El malpaís. Era un laberinto. Subías a toda prisa un pequeño promontorio y de repente te veías rodeado de grietas tan profundas que no te atrevías a saltarlas. Los bordes de cristal negro y puntiagudo y abajo puntiagudas rocas de sílex. Guiábamos a los caballos con el máximo cuidado y aun así les sangraban los cascos. Nuestras botas estaban destrozadas. Trepando a aquellos viejos rellanos resquebrajados comprendías cómo habían ido las cosas, las rocas derretidas habían quedado arrugadas como un budín viejo, la tierra se había hundido hasta su núcleo líquido. Donde que nosotros sepamos está localizado el infierno. Pues la tierra es un globo en el vacío y en verdad no tiene un arriba y un abajo y en esta compañía hay hombres aparte de yo mismo que han visto pequeñas huellas de patas hendidas en la piedra tan claras como el ir y venir de una cervatilla, pero ¿qué cervatilla ha pisado jamás rocas derretidas? No pretendo refutar las Escrituras pero es posible que haya habido pecadores tan rematadamente malos que el fuego del infierno los expulsara de su seno y no me cuesta imaginar que en tiempos pasados fueron pequeños diablos los que traspasaron con sus horcas ese vómito incandescente a fin de recuperar aquellas almas que por error habían sido escupidas de su lugar de condenación hacia los confines del mundo. Sí. Es solo una idea, nada más. Pero en el orden del universo ha de haber un punto en donde los dos mundos se toquen.

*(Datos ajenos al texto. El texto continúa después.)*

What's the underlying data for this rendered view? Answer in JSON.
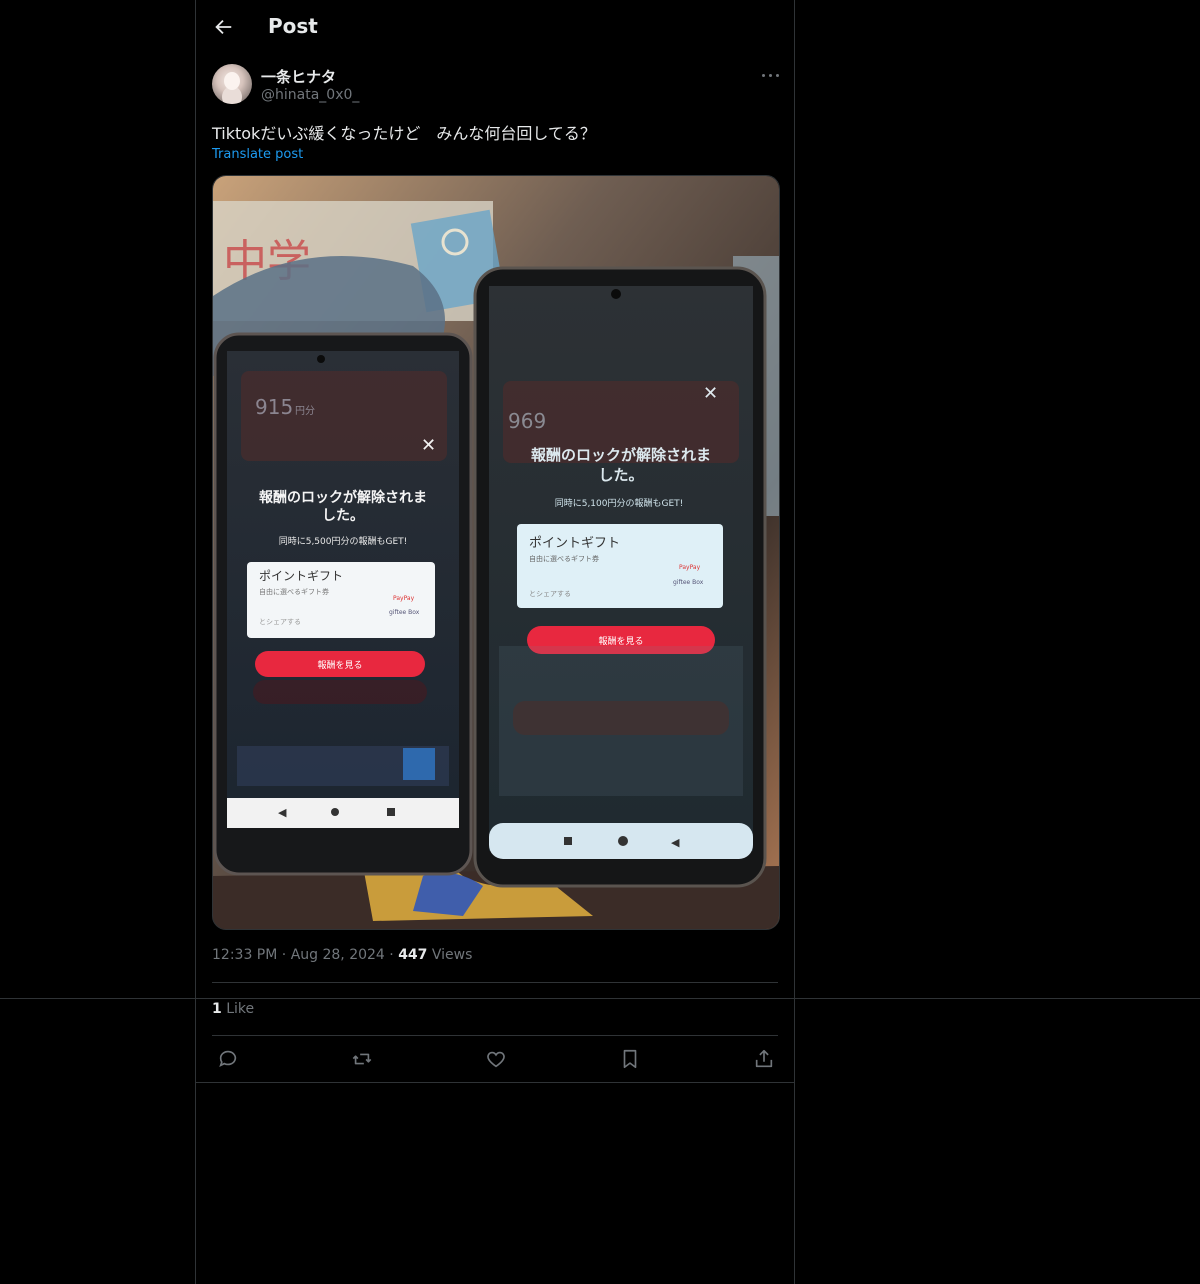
{
  "header": {
    "title": "Post"
  },
  "author": {
    "name": "一条ヒナタ",
    "handle": "@hinata_0x0_"
  },
  "post": {
    "text": "Tiktokだいぶ緩くなったけど　みんな何台回してる？",
    "translate_label": "Translate post"
  },
  "photo": {
    "left_phone": {
      "balance": "915",
      "unit": "円分",
      "headline_1": "報酬のロックが解除されま",
      "headline_2": "した。",
      "subline": "同時に5,500円分の報酬もGET!",
      "card_title": "ポイントギフト",
      "card_sub": "自由に選べるギフト券",
      "card_share": "とシェアする",
      "button": "報酬を見る",
      "paypay": "PayPay",
      "giftee": "giftee Box"
    },
    "right_phone": {
      "balance": "969",
      "headline_1": "報酬のロックが解除されま",
      "headline_2": "した。",
      "subline": "同時に5,100円分の報酬もGET!",
      "card_title": "ポイントギフト",
      "card_sub": "自由に選べるギフト券",
      "card_share": "とシェアする",
      "button": "報酬を見る",
      "paypay": "PayPay",
      "giftee": "giftee Box"
    }
  },
  "meta": {
    "time": "12:33 PM",
    "sep": "·",
    "date": "Aug 28, 2024",
    "views_count": "447",
    "views_label": "Views"
  },
  "likes": {
    "count": "1",
    "label": "Like"
  },
  "colors": {
    "accent": "#1d9bf0",
    "muted": "#71767b",
    "border": "#2f3336",
    "button_red": "#e8283f"
  },
  "icons": [
    "back-arrow-icon",
    "more-icon",
    "reply-icon",
    "repost-icon",
    "like-icon",
    "bookmark-icon",
    "share-icon"
  ]
}
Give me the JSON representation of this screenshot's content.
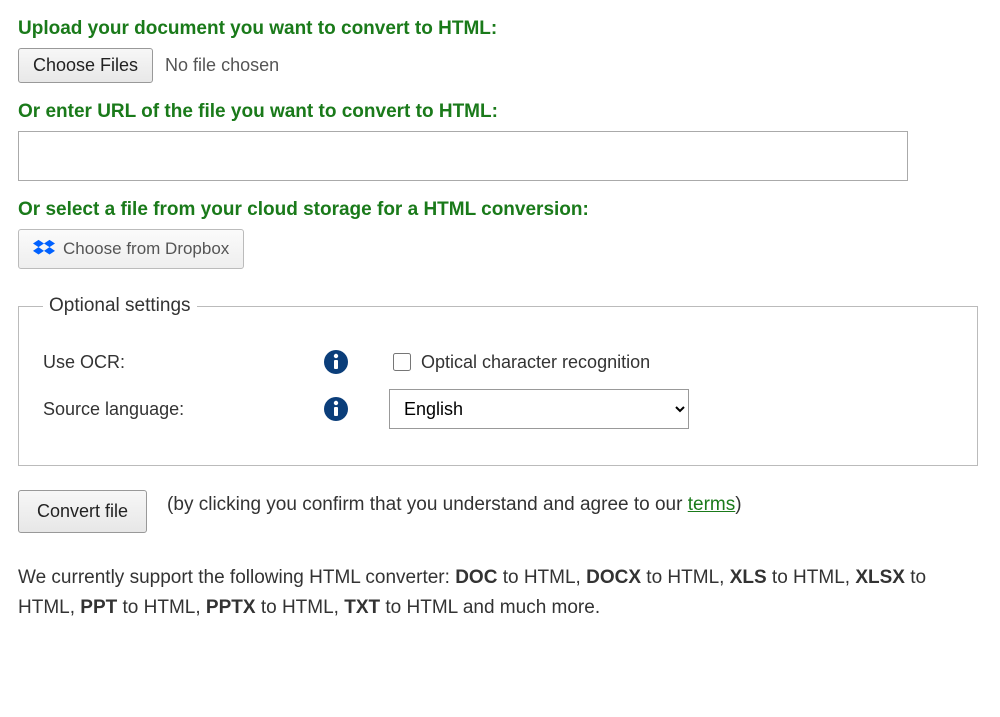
{
  "upload": {
    "heading": "Upload your document you want to convert to HTML:",
    "choose_files_label": "Choose Files",
    "no_file_text": "No file chosen"
  },
  "url": {
    "heading": "Or enter URL of the file you want to convert to HTML:",
    "value": ""
  },
  "cloud": {
    "heading": "Or select a file from your cloud storage for a HTML conversion:",
    "dropbox_label": "Choose from Dropbox"
  },
  "optional": {
    "legend": "Optional settings",
    "ocr_label": "Use OCR:",
    "ocr_checkbox_text": "Optical character recognition",
    "lang_label": "Source language:",
    "lang_selected": "English"
  },
  "convert": {
    "button_label": "Convert file",
    "agree_prefix": "(by clicking you confirm that you understand and agree to our ",
    "terms_link": "terms",
    "agree_suffix": ")"
  },
  "footer": {
    "prefix": "We currently support the following HTML converter: ",
    "f1": "DOC",
    "t1": " to HTML, ",
    "f2": "DOCX",
    "t2": " to HTML, ",
    "f3": "XLS",
    "t3": " to HTML, ",
    "f4": "XLSX",
    "t4": " to HTML, ",
    "f5": "PPT",
    "t5": " to HTML, ",
    "f6": "PPTX",
    "t6": " to HTML, ",
    "f7": "TXT",
    "t7": " to HTML and much more."
  }
}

Y algo dejó aquellas marcas de pezuñas en la lava pues yo las vi con mis propios ojos.
El juez, bueno, el juez no apartaba la vista de aquel cono de muerte que se elevaba en pleno desierto como un enorme chancro. Nosotros le seguíamos solemnes como búhos y cuando volvió la cabeza se echó a reír al ver las caras que traíamos. Llegados al pie de la montaña, lo echamos a suertes y enviamos dos hombres por delante con los caballos. Les vi alejarse. Uno de ellos está ahora mismo aquí y yo le vi alejarse con esos caballos por la escoria como si fuera un condenado a muerte.
Y no es que nosotros no estuviéramos condenados. Cuando levanté la vista él iba ya cuesta arriba, me refiero al juez, con su zurrón al hombro y el rifle a modo de alpenstock. Y lo mismo hicimos todos los demás. No habíamos cubierto la mitad de la ascensión cuando divisamos a los salvajes en la llanura. Seguimos trepando. Yo pensaba que, a malas, nos arrojaríamos al cráter, todo menos dejarnos atrapar por aquellos desalmados. Creo que era mediodía cuando por fin llegamos arriba. Estábamos rendidos. Y los salvajes a menos de quince kilómetros. Miré a mis compañeros y la verdad es que no se les veía muy aguerridos. Habían perdido toda dignidad. Tenían todos buen corazón, y lo tienen aún, y no me gustaba verlos así y pensé que el juez había caído sobre nosotros como una maldición. Pero resultó que yo estaba equivocado. Al menos en esa ocasión. Ahora tengo otra vez mis dudas.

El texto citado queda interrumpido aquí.